Diagnostic value of transesophageal echocardiography in Libman-Sacks endocarditis

Roldan C. A. 1, 2

1 Department of Internal Medicine and Cardiology Division, University of New Mexico School of Medicine, Albuquerque, NM, USA 2 Echocardiography Laboratory, New Mexico VA Health Care System, Albuquerque, NM, USA


Libman-Sacks endocarditis is the most common cardiac manifestation in patients with systemic lupus erythematosus (SLE) and primary antiphospholipid syndrome (PAPS); it is characterized by Libman-Sacks vegetations, valve thickening or fibrosis, valve regurgitation, and rarely valve stenosis.

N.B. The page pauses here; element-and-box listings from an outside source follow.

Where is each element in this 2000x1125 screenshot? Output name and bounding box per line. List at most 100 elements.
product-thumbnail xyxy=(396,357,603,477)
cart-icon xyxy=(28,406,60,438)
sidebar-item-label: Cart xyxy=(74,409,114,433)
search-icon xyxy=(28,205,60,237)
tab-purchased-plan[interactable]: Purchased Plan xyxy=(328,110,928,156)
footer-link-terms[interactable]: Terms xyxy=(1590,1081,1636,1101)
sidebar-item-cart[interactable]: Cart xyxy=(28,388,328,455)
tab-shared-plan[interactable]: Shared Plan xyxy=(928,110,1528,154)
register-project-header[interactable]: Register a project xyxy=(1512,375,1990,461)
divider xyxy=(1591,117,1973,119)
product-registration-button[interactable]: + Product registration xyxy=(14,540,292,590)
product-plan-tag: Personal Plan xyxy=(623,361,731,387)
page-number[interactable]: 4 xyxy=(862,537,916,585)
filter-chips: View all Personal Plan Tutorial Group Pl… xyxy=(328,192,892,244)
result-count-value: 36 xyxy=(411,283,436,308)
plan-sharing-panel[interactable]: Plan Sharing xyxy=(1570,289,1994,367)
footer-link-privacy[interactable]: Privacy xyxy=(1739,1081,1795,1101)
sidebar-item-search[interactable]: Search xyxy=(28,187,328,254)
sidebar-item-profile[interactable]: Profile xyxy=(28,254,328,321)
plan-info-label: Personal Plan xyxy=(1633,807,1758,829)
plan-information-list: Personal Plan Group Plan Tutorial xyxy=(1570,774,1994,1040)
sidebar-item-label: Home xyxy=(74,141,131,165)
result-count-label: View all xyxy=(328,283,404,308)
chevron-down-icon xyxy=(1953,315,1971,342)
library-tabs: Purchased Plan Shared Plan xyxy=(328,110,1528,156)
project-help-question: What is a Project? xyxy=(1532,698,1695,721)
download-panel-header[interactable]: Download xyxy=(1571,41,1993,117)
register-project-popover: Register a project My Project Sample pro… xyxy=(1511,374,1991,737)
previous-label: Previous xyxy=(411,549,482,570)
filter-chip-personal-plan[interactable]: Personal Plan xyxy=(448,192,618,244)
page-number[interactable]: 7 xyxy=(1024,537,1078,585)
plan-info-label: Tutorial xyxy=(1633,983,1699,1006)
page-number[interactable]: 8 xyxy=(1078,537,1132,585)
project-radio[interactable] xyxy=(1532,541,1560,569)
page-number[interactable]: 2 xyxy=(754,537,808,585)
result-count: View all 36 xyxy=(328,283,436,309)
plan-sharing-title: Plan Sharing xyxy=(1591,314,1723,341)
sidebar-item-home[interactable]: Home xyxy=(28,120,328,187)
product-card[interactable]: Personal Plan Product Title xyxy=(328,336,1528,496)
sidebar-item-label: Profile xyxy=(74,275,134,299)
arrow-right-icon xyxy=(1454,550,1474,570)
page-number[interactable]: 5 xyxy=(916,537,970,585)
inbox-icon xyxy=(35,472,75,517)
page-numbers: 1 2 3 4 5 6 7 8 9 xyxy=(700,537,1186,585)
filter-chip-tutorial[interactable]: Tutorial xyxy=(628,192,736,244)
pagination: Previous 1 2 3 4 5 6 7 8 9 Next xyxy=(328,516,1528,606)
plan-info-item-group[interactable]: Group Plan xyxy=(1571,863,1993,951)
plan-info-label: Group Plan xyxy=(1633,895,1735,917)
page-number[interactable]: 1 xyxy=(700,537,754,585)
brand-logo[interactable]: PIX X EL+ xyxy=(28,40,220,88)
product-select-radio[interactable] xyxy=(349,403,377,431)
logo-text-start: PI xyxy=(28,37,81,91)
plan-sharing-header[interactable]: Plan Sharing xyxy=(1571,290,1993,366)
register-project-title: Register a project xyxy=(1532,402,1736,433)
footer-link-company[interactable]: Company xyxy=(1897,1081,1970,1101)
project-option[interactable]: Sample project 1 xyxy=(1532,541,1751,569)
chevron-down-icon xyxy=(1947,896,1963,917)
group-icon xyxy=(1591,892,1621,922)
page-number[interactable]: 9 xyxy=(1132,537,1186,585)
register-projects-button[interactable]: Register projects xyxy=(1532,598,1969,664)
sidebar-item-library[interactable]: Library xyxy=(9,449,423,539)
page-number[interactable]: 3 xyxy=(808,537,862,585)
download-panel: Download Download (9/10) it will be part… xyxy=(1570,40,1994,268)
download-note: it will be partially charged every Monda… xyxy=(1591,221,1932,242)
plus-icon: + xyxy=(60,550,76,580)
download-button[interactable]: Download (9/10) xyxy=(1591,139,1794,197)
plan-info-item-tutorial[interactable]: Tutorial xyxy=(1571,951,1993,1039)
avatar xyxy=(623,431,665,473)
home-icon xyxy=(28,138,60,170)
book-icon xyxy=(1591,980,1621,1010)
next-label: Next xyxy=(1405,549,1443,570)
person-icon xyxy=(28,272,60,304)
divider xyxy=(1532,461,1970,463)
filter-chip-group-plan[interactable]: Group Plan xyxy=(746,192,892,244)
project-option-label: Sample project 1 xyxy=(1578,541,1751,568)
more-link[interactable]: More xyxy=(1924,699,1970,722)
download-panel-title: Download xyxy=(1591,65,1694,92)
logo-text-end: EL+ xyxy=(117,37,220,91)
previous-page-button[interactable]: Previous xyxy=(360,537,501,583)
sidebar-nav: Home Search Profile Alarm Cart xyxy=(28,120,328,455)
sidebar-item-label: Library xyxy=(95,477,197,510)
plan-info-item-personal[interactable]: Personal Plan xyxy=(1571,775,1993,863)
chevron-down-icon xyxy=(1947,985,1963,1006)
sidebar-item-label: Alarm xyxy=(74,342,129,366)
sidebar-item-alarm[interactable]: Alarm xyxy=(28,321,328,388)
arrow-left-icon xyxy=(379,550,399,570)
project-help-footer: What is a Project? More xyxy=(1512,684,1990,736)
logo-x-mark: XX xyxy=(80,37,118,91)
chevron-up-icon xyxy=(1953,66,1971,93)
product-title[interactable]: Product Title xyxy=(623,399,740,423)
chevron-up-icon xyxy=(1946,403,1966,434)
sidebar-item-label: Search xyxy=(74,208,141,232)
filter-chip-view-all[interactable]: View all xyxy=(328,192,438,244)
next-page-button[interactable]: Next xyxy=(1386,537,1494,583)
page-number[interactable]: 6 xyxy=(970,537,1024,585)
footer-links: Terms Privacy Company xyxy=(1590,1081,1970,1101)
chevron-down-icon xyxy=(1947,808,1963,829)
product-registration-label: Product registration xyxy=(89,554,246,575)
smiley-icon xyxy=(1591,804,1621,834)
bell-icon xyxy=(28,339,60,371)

It is most commonly clinically manifested with cardioembolism (predominantly to the brain), uncommonly with symptomatic severe valve regurgitation, or rarely with over imposed infective endocarditis. These three clinical syndromes are associated with a five to eight times higher morbidity and mortality than in a general population. Libman-Sacks endocarditis is infrequently detected by the history and cardiovascular physical examination; it is detected by transthoracic echocardiography (TTE) in 30-40% as compared to 60-80% of patients by transesophageal echocardiography (TEE). Also, TTE as compared to TEE has low sensitivity (63% overall, 11% for valve vegetations), low specificity (58%), low negative predictive value (40%), and a moderate positive predictive value (78%) for the detection of Libman-Sacks endocarditis. In addition, TEE has played a major role in our current understanding of the specific characteristics, evolution, assessment of prognosis, and defining the need and response to medical or surgical therapy of Libman-Sacks endocarditis. Therefore, an increased awareness of the potential clinical complications of Libman-Sacks endocarditis and application of echocardiography, especially of TEE, may lead to an earlier and accurate diagnosis, guidance of therapy, prevention of complications, decreased rate of progression of the disease, and consequently to an event free survival of patients with SLE or PAPS.